• Pain Pract · Nov 2008

    Review

    The fifth vital sign--what does it mean?

    • Mohammad Sami Walid, Stephen N Donahue, Dana M Darmohray, Leon A Hyer, and Joe Sam Robinson.
    • Research Fellow, Medical Center of Central Georgia, Macon, Georgia 31201, USA. mswalid@yahoo.com
    • Pain Pract. 2008 Nov 1; 8 (6): 417-22.

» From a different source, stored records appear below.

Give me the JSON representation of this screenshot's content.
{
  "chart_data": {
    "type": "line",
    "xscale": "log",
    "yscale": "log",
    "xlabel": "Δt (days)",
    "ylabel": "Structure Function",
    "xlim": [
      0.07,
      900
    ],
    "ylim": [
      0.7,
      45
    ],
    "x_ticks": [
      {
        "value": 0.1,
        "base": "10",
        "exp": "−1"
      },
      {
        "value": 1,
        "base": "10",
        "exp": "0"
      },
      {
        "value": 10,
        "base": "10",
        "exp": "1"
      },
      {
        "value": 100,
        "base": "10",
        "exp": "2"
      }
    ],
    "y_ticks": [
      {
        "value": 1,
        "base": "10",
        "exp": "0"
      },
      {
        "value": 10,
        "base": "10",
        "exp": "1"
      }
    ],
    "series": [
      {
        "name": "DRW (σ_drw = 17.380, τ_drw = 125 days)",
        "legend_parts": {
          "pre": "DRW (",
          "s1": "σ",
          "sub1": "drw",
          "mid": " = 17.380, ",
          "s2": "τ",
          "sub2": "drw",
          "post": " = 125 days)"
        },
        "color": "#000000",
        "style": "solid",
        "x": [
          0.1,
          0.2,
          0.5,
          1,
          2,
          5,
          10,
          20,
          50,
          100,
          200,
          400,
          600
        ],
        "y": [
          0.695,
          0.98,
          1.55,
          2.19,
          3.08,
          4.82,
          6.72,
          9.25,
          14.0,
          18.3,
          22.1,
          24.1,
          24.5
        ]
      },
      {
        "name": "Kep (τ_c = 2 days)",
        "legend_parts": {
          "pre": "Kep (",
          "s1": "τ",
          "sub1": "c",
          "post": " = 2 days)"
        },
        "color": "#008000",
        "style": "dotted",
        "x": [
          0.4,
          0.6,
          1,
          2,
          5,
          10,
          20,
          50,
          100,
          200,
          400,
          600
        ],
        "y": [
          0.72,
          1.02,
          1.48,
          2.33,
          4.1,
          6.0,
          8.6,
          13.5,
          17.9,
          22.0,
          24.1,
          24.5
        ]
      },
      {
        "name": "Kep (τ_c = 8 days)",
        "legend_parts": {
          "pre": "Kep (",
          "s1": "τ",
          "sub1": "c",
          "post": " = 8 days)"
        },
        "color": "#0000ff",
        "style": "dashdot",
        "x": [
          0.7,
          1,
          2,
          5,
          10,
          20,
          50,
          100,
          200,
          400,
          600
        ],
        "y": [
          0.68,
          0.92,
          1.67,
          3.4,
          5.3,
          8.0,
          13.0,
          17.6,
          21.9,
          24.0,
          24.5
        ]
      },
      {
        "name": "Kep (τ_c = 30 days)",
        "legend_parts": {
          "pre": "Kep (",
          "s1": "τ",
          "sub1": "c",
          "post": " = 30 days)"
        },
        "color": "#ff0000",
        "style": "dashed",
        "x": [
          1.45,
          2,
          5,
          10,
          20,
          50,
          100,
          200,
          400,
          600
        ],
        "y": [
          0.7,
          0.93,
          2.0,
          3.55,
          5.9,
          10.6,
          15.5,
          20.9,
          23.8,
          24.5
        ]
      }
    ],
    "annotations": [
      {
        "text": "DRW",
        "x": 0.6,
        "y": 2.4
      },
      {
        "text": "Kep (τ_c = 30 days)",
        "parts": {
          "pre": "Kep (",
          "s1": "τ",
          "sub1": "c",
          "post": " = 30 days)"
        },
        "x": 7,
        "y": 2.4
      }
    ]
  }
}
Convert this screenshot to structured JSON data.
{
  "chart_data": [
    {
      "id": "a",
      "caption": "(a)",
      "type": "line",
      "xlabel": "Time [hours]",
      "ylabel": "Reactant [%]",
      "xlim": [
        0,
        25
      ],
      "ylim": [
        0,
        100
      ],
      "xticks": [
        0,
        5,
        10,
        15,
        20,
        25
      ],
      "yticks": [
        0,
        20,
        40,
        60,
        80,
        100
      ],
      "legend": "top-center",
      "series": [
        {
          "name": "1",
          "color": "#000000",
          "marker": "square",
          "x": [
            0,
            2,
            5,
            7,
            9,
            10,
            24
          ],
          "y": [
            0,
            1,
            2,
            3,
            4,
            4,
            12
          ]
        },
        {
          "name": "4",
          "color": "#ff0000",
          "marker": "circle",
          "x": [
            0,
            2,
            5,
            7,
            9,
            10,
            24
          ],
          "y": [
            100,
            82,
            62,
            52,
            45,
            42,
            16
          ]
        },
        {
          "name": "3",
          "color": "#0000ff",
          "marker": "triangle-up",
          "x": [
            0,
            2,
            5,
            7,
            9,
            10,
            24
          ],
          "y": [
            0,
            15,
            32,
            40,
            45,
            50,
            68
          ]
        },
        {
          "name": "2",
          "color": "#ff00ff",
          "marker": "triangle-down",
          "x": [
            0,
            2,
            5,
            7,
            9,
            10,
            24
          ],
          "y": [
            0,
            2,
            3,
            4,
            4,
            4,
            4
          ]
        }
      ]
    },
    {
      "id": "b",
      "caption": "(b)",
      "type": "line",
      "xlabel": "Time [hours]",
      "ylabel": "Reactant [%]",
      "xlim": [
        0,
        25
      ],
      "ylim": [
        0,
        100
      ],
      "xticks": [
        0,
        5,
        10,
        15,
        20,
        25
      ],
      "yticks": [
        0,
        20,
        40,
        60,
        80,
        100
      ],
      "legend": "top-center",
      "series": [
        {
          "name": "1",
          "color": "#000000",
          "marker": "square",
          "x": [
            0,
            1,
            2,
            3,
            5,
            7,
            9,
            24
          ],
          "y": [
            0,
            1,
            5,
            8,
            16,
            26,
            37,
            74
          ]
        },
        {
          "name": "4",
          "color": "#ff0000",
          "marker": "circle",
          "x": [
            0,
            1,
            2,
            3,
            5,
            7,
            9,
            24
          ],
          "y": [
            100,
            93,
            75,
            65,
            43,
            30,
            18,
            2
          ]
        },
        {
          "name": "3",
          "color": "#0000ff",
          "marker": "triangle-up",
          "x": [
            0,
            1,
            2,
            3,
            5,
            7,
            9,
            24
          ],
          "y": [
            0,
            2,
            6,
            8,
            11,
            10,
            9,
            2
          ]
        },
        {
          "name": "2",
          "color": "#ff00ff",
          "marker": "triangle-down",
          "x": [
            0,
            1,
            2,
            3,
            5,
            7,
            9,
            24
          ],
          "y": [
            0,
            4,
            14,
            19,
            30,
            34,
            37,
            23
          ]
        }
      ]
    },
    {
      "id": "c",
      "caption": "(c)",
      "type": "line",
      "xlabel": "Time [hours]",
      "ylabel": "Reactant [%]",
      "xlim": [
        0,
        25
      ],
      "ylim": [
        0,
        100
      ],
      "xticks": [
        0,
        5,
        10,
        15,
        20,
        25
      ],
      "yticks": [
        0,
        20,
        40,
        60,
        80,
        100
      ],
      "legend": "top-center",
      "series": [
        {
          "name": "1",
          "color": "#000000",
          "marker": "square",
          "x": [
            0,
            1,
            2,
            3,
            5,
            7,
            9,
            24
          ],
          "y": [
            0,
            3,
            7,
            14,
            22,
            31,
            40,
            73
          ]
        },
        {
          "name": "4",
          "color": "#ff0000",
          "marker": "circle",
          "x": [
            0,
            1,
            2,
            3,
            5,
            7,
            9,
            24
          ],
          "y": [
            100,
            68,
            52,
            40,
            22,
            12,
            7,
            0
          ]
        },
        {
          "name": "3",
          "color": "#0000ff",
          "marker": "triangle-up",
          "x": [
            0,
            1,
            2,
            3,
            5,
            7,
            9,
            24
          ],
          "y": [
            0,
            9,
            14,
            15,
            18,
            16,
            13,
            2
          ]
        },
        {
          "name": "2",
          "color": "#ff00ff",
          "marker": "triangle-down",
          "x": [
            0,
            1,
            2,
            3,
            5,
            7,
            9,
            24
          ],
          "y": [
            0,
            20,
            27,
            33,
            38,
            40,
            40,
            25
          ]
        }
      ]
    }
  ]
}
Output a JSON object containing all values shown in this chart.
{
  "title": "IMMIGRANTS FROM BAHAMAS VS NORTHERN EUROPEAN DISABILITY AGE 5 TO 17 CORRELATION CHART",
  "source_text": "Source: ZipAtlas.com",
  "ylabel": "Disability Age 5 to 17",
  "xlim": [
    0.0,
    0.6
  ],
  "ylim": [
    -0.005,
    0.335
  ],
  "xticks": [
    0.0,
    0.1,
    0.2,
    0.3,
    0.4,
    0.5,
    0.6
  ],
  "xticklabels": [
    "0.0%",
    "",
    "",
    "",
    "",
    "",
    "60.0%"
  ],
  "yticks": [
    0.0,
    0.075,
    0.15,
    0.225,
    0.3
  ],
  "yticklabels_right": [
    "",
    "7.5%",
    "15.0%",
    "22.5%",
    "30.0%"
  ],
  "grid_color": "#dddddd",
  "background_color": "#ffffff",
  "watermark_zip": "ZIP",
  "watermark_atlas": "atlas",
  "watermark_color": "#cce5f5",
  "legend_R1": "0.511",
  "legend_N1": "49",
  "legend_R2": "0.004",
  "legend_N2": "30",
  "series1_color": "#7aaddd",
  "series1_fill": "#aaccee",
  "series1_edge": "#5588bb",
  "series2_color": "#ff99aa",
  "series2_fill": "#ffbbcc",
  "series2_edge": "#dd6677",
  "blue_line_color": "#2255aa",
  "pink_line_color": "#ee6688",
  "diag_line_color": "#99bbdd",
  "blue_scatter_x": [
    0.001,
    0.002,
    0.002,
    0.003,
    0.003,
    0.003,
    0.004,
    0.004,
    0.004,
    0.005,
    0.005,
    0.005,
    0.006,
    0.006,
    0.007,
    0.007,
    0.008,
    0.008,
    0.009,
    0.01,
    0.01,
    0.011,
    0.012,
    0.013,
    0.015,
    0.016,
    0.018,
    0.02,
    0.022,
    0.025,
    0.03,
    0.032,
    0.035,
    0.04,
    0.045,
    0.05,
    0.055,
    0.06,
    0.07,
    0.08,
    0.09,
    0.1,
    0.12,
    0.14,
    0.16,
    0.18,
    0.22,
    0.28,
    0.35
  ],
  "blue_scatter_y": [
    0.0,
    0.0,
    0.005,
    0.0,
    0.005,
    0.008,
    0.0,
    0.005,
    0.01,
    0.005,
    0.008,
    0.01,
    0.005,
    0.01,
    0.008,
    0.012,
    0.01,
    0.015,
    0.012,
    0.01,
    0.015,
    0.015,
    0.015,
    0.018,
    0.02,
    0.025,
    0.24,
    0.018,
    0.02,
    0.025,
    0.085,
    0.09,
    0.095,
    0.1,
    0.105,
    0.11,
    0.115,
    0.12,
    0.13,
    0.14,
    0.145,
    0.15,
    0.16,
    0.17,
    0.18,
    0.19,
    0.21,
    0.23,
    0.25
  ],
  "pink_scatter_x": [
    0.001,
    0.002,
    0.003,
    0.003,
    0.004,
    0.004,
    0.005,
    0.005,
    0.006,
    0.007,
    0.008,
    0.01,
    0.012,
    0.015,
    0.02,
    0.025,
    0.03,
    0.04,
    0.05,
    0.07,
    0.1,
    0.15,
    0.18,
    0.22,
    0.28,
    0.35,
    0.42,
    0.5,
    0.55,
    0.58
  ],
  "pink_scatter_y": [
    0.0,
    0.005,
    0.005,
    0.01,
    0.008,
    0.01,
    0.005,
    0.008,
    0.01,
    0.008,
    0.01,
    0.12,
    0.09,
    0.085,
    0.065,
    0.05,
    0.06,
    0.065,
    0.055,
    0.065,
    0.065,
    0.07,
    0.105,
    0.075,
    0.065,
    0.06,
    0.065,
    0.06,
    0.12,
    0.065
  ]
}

    AbstractAcute pain is reported as a presenting symptom in over 80% of physician visits. Chronic pain affects an estimated 76.2 million Americans--more than diabetes, heart disease, and cancer combined. It has been estimated to be undertreated in up to 80% of patients in some settings. Pain costs the American public more than $100 billion each year in health care, compensation, and litigation. That's why pain was officially declared "The Fifth Vital Sign." Henceforth the evaluation of pain became a requirement of proper patient care as important and basic as the assessment and management of temperature, blood pressure, respiratory rate, and heart rate. The numeric pain scale certainly has a place in care and in pain management; however, it is important to assess the patient's communication and self-management style and to recognize that patients, like pain, are on a continuum with varied styles of communication and adaptation. It is easy to get lost in the process, even when the process is initiated with the best of intentions. In the quest for individualized medicine, it might be best to keep pain assessment in the individualization arena.